Both developments hold to the thought that their biggest community benefits of late lie in the one thing that has drawn the ire of vocal community members.

“The primary benefit is shared parking,” Harding said.

“I think that, in and of itself, is a substantial public benefit,” Goldsmith said to a similar question.

In the view of both attorneys, the shared parking, and the plans City Hall is requiring to reduce the impact of traffic in the area, are in keeping with the LUCE, a benefit difficult to put a dollar value on.

The benefit comes less in what the two developments are giving, in dollars, but rather what they’re saving the world in terms of resources and the community in terms of the growing pains of building a subterranean parking garage.

Rather than venture a guess as to what the actual benefit is, Goldsmith pointed to the $40,000 valuation City Council member Terry O’Day put on each parking stall at the June 14 meeting when the Yahoo! Center amendment was approved.

“That’s the equivalent of a $40 million benefit to the community,” Goldsmith said, referencing the 1,053 parking spaces being leased to off-site businesses at the Yahoo! Center.

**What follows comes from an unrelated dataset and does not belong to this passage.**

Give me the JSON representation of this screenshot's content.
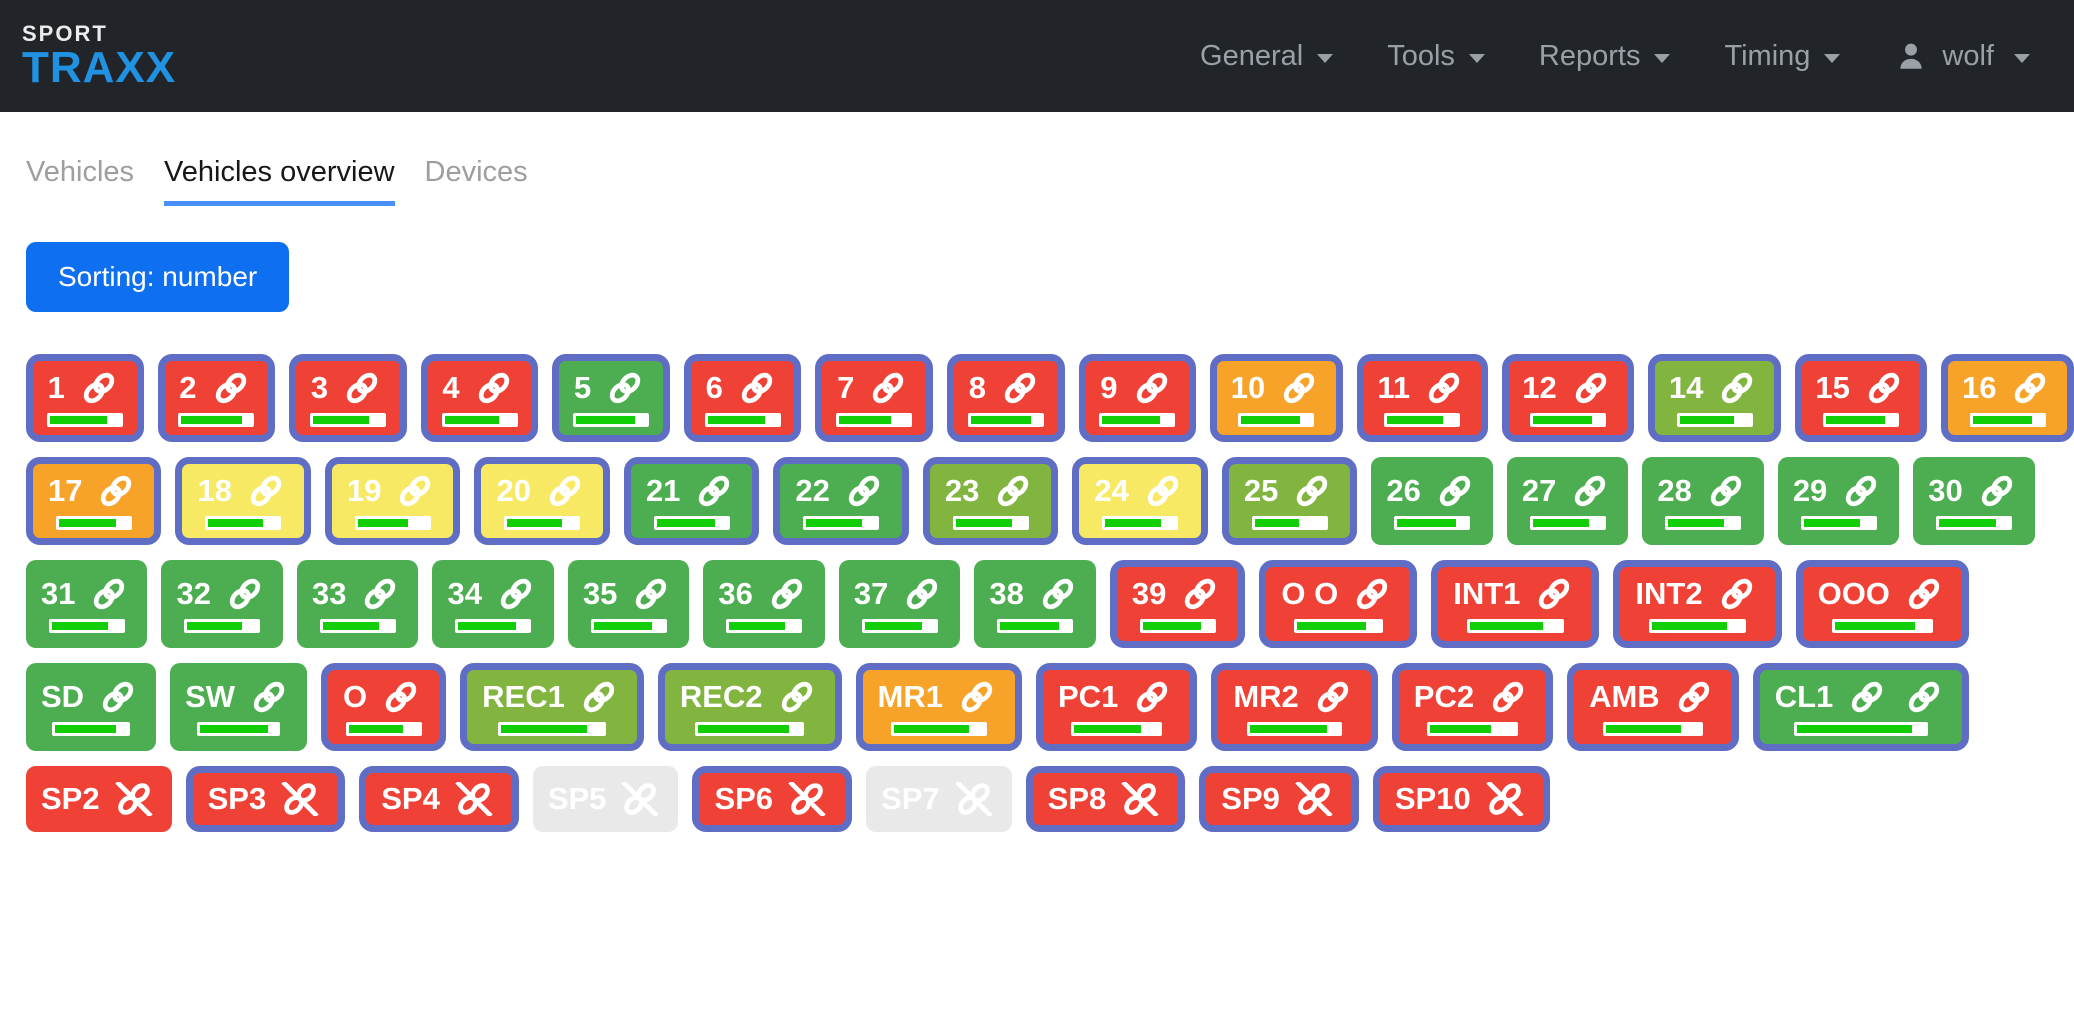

This line of logic hasn’t been widely accepted by Mid-City neighbors, many of whom gathered at public meetings to accuse Yahoo! Center of profiting off of parking meant for the community and Saint John’s of dodging its responsibilities in building the parking structure.

For the two developers, however, it’s just one more notch on the side of community benefits, whether the community thinks it’s benefiting or not.

“I think that the LUCE was supported by a broad consensus, with the majority of the public involved,” Harding said. “It’s one thing to support a concept, and a different matter when a concrete proposal comes forward that implements that policy.”